The effects of the quantitative easing from 2008 are still evident in the form government debts (fiscal imbalance) and now governments in charge of major economies are shooting the works to cushion full the socio-economic impact of social distancing. Admirable actions, though I’ve heard officials admit that they have no idea where this will lead. They are not proceeding with targeted expenditures on infrastructure but channelling to support employees and employees. This all seem sensible or at least the best policy choice when there are no good choices.
For historical precedents, which are probably a worse source of informing current policy than digging deeply into how the world economy currently functions (correcting yesterday’s problems in a dynamic environment is unwise), maybe the best flawed model we have is post-WWI. In terms of debt and potential for trade imbalances, the situations seem similar.
Central banks then did not fully fund their governments’ debts (except for the UK which financed the war with bonds and taxes). Most belligerents printed money, leading to post-war inflation.
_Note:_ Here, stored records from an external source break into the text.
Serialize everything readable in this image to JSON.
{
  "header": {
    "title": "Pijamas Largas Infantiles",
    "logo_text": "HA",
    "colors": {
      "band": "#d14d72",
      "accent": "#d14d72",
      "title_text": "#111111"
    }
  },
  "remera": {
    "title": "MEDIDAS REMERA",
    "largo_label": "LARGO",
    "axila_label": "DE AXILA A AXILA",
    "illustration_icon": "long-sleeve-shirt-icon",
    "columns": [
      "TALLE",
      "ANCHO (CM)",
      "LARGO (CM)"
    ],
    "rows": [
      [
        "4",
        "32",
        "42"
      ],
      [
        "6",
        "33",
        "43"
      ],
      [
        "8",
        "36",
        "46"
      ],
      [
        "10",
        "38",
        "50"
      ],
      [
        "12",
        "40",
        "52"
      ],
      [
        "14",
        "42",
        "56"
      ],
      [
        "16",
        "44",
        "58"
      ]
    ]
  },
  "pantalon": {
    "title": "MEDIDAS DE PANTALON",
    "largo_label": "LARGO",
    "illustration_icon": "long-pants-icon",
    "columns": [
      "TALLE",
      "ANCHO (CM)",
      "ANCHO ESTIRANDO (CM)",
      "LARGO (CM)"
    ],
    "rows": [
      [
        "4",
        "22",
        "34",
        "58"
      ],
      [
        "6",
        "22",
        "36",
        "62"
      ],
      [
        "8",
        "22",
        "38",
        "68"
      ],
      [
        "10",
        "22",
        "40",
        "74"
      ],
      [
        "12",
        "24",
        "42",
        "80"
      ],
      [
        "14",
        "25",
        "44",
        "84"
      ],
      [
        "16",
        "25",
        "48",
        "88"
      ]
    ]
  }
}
Currently, central banks in some major economies are desperately trying to find assets to enable liquidity and to avoid merely printing money without something to show for it: they are buying government debt (bonds) and likely will soon accept corporate assets (maybe are already).
Not only do they have to do this to fund the new government spending programmes , but my reading of some news suggests that a few overseas commercial banks have their backs to the wall and need injections of funds from the lenders of last resort (central banks). They have their backs to the wall because employers and general populace are tapping into lines of credit and savings rates are low. The banks are running out of capital. Commercial banks are squeezed and where they are already weak, they may fall over. Canada’s system is more robust. Let’s hope so.
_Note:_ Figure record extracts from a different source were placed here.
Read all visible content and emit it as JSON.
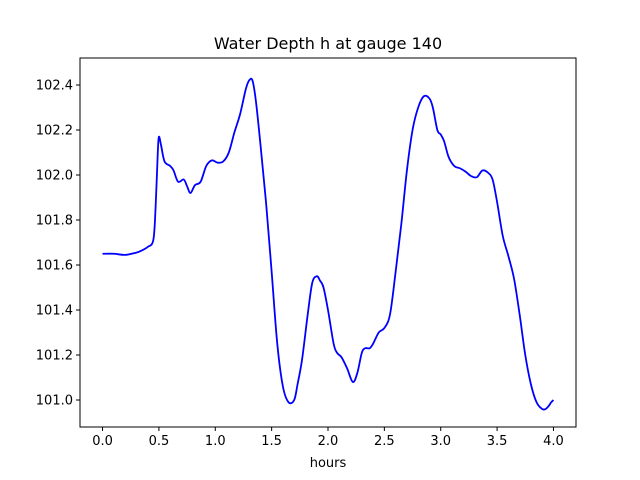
{
  "chart_data": {
    "type": "line",
    "title": "Water Depth h at gauge 140",
    "xlabel": "hours",
    "ylabel": "",
    "xlim": [
      -0.2,
      4.2
    ],
    "ylim": [
      100.88,
      102.52
    ],
    "xticks": [
      0.0,
      0.5,
      1.0,
      1.5,
      2.0,
      2.5,
      3.0,
      3.5,
      4.0
    ],
    "xtick_labels": [
      "0.0",
      "0.5",
      "1.0",
      "1.5",
      "2.0",
      "2.5",
      "3.0",
      "3.5",
      "4.0"
    ],
    "yticks": [
      101.0,
      101.2,
      101.4,
      101.6,
      101.8,
      102.0,
      102.2,
      102.4
    ],
    "ytick_labels": [
      "101.0",
      "101.2",
      "101.4",
      "101.6",
      "101.8",
      "102.0",
      "102.2",
      "102.4"
    ],
    "grid": false,
    "legend": false,
    "series": [
      {
        "color": "#0000ff",
        "x": [
          0.0,
          0.1,
          0.2,
          0.3,
          0.35,
          0.4,
          0.45,
          0.47,
          0.49,
          0.5,
          0.52,
          0.55,
          0.6,
          0.63,
          0.67,
          0.72,
          0.75,
          0.78,
          0.82,
          0.87,
          0.92,
          0.97,
          1.02,
          1.07,
          1.12,
          1.17,
          1.22,
          1.27,
          1.3,
          1.33,
          1.36,
          1.4,
          1.45,
          1.5,
          1.55,
          1.6,
          1.65,
          1.7,
          1.73,
          1.77,
          1.82,
          1.86,
          1.9,
          1.93,
          1.96,
          2.0,
          2.05,
          2.08,
          2.12,
          2.17,
          2.22,
          2.26,
          2.3,
          2.33,
          2.37,
          2.4,
          2.45,
          2.5,
          2.55,
          2.6,
          2.65,
          2.7,
          2.75,
          2.8,
          2.85,
          2.9,
          2.93,
          2.97,
          3.0,
          3.03,
          3.07,
          3.12,
          3.17,
          3.22,
          3.27,
          3.32,
          3.37,
          3.42,
          3.46,
          3.5,
          3.55,
          3.6,
          3.65,
          3.7,
          3.75,
          3.8,
          3.85,
          3.9,
          3.93,
          3.96,
          3.98,
          4.0
        ],
        "values": [
          101.65,
          101.65,
          101.645,
          101.655,
          101.665,
          101.68,
          101.71,
          101.85,
          102.1,
          102.17,
          102.13,
          102.06,
          102.04,
          102.02,
          101.97,
          101.98,
          101.95,
          101.92,
          101.955,
          101.97,
          102.04,
          102.065,
          102.055,
          102.06,
          102.1,
          102.19,
          102.27,
          102.38,
          102.42,
          102.42,
          102.33,
          102.14,
          101.88,
          101.57,
          101.25,
          101.06,
          100.99,
          101.0,
          101.07,
          101.18,
          101.38,
          101.52,
          101.55,
          101.53,
          101.5,
          101.4,
          101.25,
          101.21,
          101.19,
          101.14,
          101.08,
          101.12,
          101.21,
          101.23,
          101.23,
          101.25,
          101.3,
          101.32,
          101.38,
          101.57,
          101.78,
          102.02,
          102.2,
          102.3,
          102.35,
          102.34,
          102.3,
          102.2,
          102.18,
          102.15,
          102.08,
          102.04,
          102.03,
          102.015,
          101.995,
          101.99,
          102.02,
          102.01,
          101.98,
          101.88,
          101.73,
          101.64,
          101.54,
          101.38,
          101.2,
          101.07,
          100.99,
          100.96,
          100.96,
          100.975,
          100.99,
          101.0
        ]
      }
    ]
  }
}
After WWI, the crises rippled on and on from one emergency and international Band-Aid to another; many remedies were quite creative. We might experience some of the 1920s troubles: inflation, especially in assets, and trade protectionism. The hidden inflation is what we have had since 2008: housing and stocks rising as ‘money’ seeks safe havens. But unlike the 1920s, there are deflationary pressures now as well Commodity prices will tumble (oil already) and countries with over-valued fixed exchange rates will not be able to defend their currency and will have to devalue deeply in order to compete in export markets.
Some countries may try rationing imports to reduce the damage to their balance of payments. Whatever route is taken, a deflationary cycle will spiral downward. Instead of a decade-long 1920s style period of crisis ours will come on fast and go through a series of emergencies almost concurrently, and they will be asymmetrical in terms of countries and regions. The daily news will be packed with bank failures, governments defaulting on their debts (with pension fund consequences), and governments lacking residual fiscal firepower.
Taxes will have to be increased and social justice will properly require wealth taxes; however, this additional tax-take will not make up for the loss of revenue from an economic slow down or even marking time. Widespread national defaults are probably out of the question. Therefore, combined with tax increases, there will be expenditure cuts, probably more fully reflected in personnel and wages than in direct expenditure programmes.
I won’t go into what my suicide research would imply, except to say I would have little faith in prevention initiatives apart from our own individual care for others.
Plan B? No one policy answer. Muddle on. Keep the memory alive so that several decades from now, things might be refashioned. On the health front, reform may have been achieved by then. But the economic inter-dependency asymmetries and wasted resources through conflict will not have been. History is a poor guide to policy, but perhaps not to attitude.